MongoDB Tutorial 3 : Indexing and aggregating. https://youtu.be/mpkmFGuC9NQ


###### Design Decisions taken while creating AirBnB database in MongoDb: 

Schema design requires a change in perspective: a) From the legacy relational data model that flattens data into rigid 2-dimensional tabular structures of rows and columns b) To a rich and dynamic document data model with embedded sub-documents and arrays
The project team should start the schema design process by considering the application’s requirements. It should model the data in a way that takes advantage of the document model’s flexibility. In schema migrations, it may be easy to mirror the relational database’s flat schema to the document model. However, this approach negates the advantages enabled by the document model’s rich, embedded data structures.

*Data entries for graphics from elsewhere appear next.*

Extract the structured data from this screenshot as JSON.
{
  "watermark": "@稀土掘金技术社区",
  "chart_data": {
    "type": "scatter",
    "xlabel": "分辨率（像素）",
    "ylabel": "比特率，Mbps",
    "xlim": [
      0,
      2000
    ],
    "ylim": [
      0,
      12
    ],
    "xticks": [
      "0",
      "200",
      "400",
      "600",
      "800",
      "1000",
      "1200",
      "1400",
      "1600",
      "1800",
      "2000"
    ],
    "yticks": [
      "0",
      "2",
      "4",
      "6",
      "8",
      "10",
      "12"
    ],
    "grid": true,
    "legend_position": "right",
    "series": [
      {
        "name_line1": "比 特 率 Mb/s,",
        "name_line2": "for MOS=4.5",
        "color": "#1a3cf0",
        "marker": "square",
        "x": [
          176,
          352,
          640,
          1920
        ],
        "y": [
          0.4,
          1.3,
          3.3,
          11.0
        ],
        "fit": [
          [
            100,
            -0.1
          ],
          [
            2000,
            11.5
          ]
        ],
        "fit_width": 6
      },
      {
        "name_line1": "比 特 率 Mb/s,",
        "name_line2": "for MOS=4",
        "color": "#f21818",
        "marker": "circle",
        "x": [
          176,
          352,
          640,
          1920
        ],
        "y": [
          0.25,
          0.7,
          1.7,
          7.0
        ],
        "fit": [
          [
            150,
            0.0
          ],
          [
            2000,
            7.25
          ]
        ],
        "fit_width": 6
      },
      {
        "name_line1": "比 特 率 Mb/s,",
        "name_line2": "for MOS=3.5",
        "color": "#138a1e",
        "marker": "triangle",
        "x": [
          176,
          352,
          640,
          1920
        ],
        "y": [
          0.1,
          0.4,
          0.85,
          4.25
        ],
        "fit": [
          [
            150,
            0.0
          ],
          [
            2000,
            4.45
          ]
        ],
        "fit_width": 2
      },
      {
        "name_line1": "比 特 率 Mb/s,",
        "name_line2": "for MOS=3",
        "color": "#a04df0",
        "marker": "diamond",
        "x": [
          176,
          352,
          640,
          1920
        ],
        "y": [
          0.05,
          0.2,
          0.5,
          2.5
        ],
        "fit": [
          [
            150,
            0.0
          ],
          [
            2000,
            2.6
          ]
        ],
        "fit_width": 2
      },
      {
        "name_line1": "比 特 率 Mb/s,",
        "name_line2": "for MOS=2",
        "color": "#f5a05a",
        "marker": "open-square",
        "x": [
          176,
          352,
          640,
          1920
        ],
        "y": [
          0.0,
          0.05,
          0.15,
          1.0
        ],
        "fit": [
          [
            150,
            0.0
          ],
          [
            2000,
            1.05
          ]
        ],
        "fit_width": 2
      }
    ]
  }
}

As per the structure of RDMS uses Field "Listing Id" to fetch the reviews of each property in the Properties table. Using the document model, embedded sub-documents and arrays effectively pre-JOIN data by combining related fields in a single data structure. Rows and columns that were traditionally normalized and distributed across separate tables can now be stored together in a single document, eliminating the need to JOIN separate tables when the application has to retrieve complete records. Modeling the same data in MongoDB enables us to create a schema in which we embed an array of sub-documents "Reviews" for each review directly within Properties document as shown below:


    {'City': 'Austin',
      'Country': 'United States',
      'House Rules': '*Guests must be over the age of 25 and will be an occupant of the unit during the entire reserved period. *No parties, excessive noise, or any illegal activity shall take place at property. *No pets are allowed unless otherwise noted for specific properties. * No smoking is allowed in or around any property. Cleaning: Each property will be cleaned and inspected after your departure. We ask you to help us enable the cleaning crews as much as possible. Simple things like leaving the property tidy, running the dishwasher, starting to wash the towels, and taking out the trash are expected of our guests. If excessive wear and tear is found on property, or additional cleaning is necessary due to spills, trash left on site, unclean dishes, stains to furniture, carpeting, linens, paint, wallpaper, or flooring, Guest authorizes the Owner to bill them for additional fees. If at any time the maximum number of occupants is exceeded or if the Owner receives information about excessive noise, Owner',
      'Listing Id': 14852,
      'Name': 'Architectural Gem on Lake Austin',
      'Neighbourhood': 'Westlake Hills',
      'Neighbourhood Cleansed': '78746',
      'State': 'TX',
      'Street': 'Lakeshore Drive, Austin, TX 78746, United States',
      'Zipcode': '78746',
      
      'Reviews': [ {'comments': 'The reservation was canceled 10 days before arrival. This is an automated posting.',
      'date': '2015-03-18',
      'id': 28115511,
      'listing_id': 14852,
      'reviewer_id': 6443763,
      'reviewer_name': 'Ron'},
     {'comments': 'Hetty ist eine wunderbare Gastgeberin!\r\nWir haben uns rundum wohl gefühlt, vielen Dank dafür!',
      'date': '2015-05-17',
      'id': 32374947,
      'listing_id': 14852,
      'reviewer_id': 13633695,
      'reviewer_name': 'Antje'},
     {'comments': 'The host canceled this reservation 60 days before arrival. This is an automated posting.',
      'date': '2016-03-07',
      'id': 64749139,
      'listing_id': 14852,
      'reviewer_id': 60599013,
      'reviewer_name': 'Eric'} ]
    }
    
    
The SocialTags table contains number of tags fields to store the "hashtags" present in the posts. In RDMS, this is done to maintain table in the normalized state. In MongoDb, we can strore all the fields in a single field call hashtags, which will be of type array containing all the tags in the post.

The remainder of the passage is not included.